MAKING THE MOST OF OBSERVERSHIPS / EXTERNSHIPS...


If your residency application were a Cheese-Sandwich, then there is no arguing over the fact that externships and observerships add more cheese to your sandwich ;-) ! At the same time, do not underestimate your potential at the very place where you do the clinical term . Though not always, but often, an observership or an externship is not only an investment that YOU make, it's also a mini-investment that the program makes - because, for them, you could be a potential candidate in their program!
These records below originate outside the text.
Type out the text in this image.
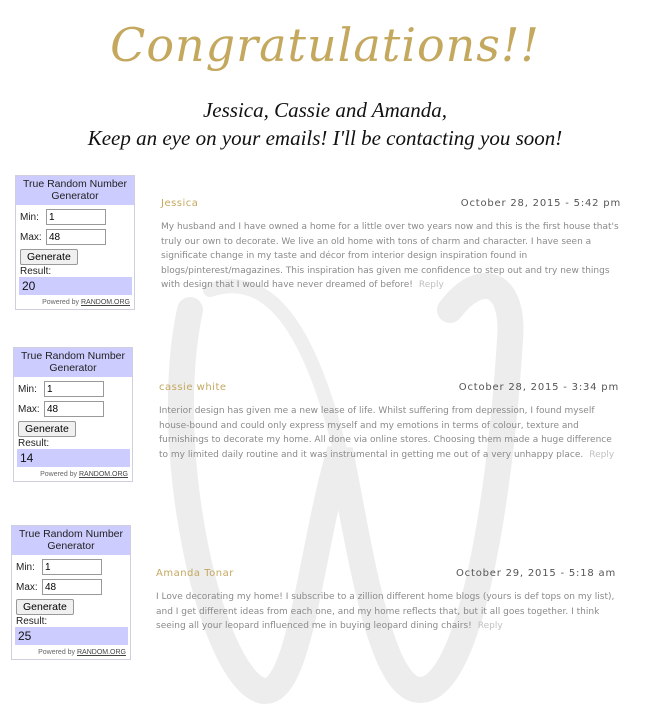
Congratulations!!
Jessica, Cassie and Amanda,
Keep an eye on your emails! I'll be contacting you soon!
True Random Number Generator
Min:
1
Max:
48
Generate
Result:
20
Powered by RANDOM.ORG
True Random Number Generator
Min:
1
Max:
48
Generate
Result:
14
Powered by RANDOM.ORG
True Random Number Generator
Min:
1
Max:
48
Generate
Result:
25
Powered by RANDOM.ORG
Jessica	October 28, 2015 - 5:42 pm
My husband and I have owned a home for a little over two years now and this is the first house that's truly our own to decorate. We live an old home with tons of charm and character. I have seen a significate change in my taste and décor from interior design inspiration found in blogs/pinterest/magazines. This inspiration has given me confidence to step out and try new things with design that I would have never dreamed of before! Reply
cassie white	October 28, 2015 - 3:34 pm
Interior design has given me a new lease of life. Whilst suffering from depression, I found myself house-bound and could only express myself and my emotions in terms of colour, texture and furnishings to decorate my home. All done via online stores. Choosing them made a huge difference to my limited daily routine and it was instrumental in getting me out of a very unhappy place. Reply
Amanda Tonar	October 29, 2015 - 5:18 am
I Love decorating my home! I subscribe to a zillion different home blogs (yours is def tops on my list), and I get different ideas from each one, and my home reflects that, but it all goes together. I think seeing all your leopard influenced me in buying leopard dining chairs! Reply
Keep this in mind and work on improving your chances for a position in that program.

How do you do this ? Here are some ways :

1. Towards the end of your Observership term, shoot an email to the program director telling him how much you are impressed with the program, the work atmosphere for residents, quality of didactics, seminars or teaching your attending does on rounds, etc. etc. etc.

2. At the end of your observership term, drop in a direct or indirect hint to your attending doc, i.e. the one under whom you did the observership, that you are really keen on the program and would be great if he/she could communicate that to the Program Director.

Trust me, the program director and most faculty will already know about you through all those informal conversations and jokes that attendings exchange when they meet each other over coffee or lunch - but an active interest in the program from you can easily land you an interview in the program.

The Downside ?

Now, agreed that the specific program may not be your first choice and that you may have your eyes set on another program. Yet, you wish to have backups without hurting anyone - how would you handle that ?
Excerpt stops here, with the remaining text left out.